Importantly, “a prisoner need not exhaust remedies if they are not ‘available.’” Ross v. Blake, 578 U.S. 632, 636 (2016). An “inmate is required to exhaust those, but only those, grievance procedures that are ‘capable of use’ to

obtain ‘some relief for the action complained of.’” Coopwood, 74 F.4th at 422 (quoting Ross, 578 U.S. at 642) (quoting Booth v. Churner, 532 U.S. 731, 738 (2001)). The Supreme Court and Sixth Circuit have set forth several examples of

ways that a grievance system can be unavailable including “where prison officials are unable or are consistently unwilling to provide relief, administrative schemes are ‘so opaque that they become, practically speaking, incapable of use,’ or ‘when

prison administrators thwart inmates from taking advantage of a grievance process through machination, misrepresentation, or intimidation[.]’” Richards, 96 F.4th at 916- 917 (quoting Ross, 578 U.S. at 643-44) (cleaned up).
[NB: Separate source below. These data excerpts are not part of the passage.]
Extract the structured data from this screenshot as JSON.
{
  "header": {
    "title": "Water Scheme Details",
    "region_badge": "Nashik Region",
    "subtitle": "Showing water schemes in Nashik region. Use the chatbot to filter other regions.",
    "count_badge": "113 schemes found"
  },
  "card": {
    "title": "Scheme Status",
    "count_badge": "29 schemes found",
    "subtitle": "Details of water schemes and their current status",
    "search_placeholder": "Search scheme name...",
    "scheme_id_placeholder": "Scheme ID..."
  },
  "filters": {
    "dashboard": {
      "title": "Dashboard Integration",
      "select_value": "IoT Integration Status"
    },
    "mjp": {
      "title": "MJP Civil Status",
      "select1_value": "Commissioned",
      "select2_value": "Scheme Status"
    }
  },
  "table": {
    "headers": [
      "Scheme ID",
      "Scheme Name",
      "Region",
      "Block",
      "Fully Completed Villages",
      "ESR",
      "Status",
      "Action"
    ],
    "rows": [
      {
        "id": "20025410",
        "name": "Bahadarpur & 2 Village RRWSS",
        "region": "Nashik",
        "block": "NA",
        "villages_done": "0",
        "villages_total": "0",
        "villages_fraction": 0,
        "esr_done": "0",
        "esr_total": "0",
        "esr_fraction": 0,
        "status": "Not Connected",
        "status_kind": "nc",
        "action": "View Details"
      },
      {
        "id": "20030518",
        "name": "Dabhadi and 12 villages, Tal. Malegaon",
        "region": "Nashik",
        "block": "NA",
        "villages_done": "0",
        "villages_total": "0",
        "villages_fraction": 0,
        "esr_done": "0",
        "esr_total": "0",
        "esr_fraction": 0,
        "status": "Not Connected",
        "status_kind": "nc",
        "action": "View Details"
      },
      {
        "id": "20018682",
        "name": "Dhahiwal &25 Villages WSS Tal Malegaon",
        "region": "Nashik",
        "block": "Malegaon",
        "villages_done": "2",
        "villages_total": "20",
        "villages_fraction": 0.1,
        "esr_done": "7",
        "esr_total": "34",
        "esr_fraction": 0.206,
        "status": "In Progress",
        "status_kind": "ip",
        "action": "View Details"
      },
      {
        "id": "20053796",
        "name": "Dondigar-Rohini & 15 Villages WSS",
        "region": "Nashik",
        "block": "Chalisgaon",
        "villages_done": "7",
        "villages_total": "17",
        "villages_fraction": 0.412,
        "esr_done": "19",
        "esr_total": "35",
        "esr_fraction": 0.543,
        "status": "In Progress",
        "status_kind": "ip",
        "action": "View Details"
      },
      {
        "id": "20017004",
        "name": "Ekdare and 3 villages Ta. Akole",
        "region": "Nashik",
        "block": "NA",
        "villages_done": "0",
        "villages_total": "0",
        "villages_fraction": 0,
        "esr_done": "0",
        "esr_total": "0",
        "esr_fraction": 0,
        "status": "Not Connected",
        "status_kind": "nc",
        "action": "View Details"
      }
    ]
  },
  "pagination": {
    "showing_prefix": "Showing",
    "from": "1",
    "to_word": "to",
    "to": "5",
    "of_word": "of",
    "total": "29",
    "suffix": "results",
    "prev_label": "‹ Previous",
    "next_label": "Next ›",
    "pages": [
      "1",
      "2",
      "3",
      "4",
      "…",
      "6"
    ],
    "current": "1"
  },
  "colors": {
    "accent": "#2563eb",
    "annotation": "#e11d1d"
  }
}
While the Seventh Amendment to the U.S. Constitution guarantees a right to

a jury on the merits of a plaintiff’s § 1983 claim, not all factual issues are triable to a jury as a matter of right. Lee v. Willey, 789 F.3d 673, 678 (6th Cir. 2015) (citing City of Monterey v. Del Monte Dunes at Monterey, Ltd., 526 U.S. 687 (1999);

Pavey v. Conley, 544 F.3d 739 (7th Cir. 2008)).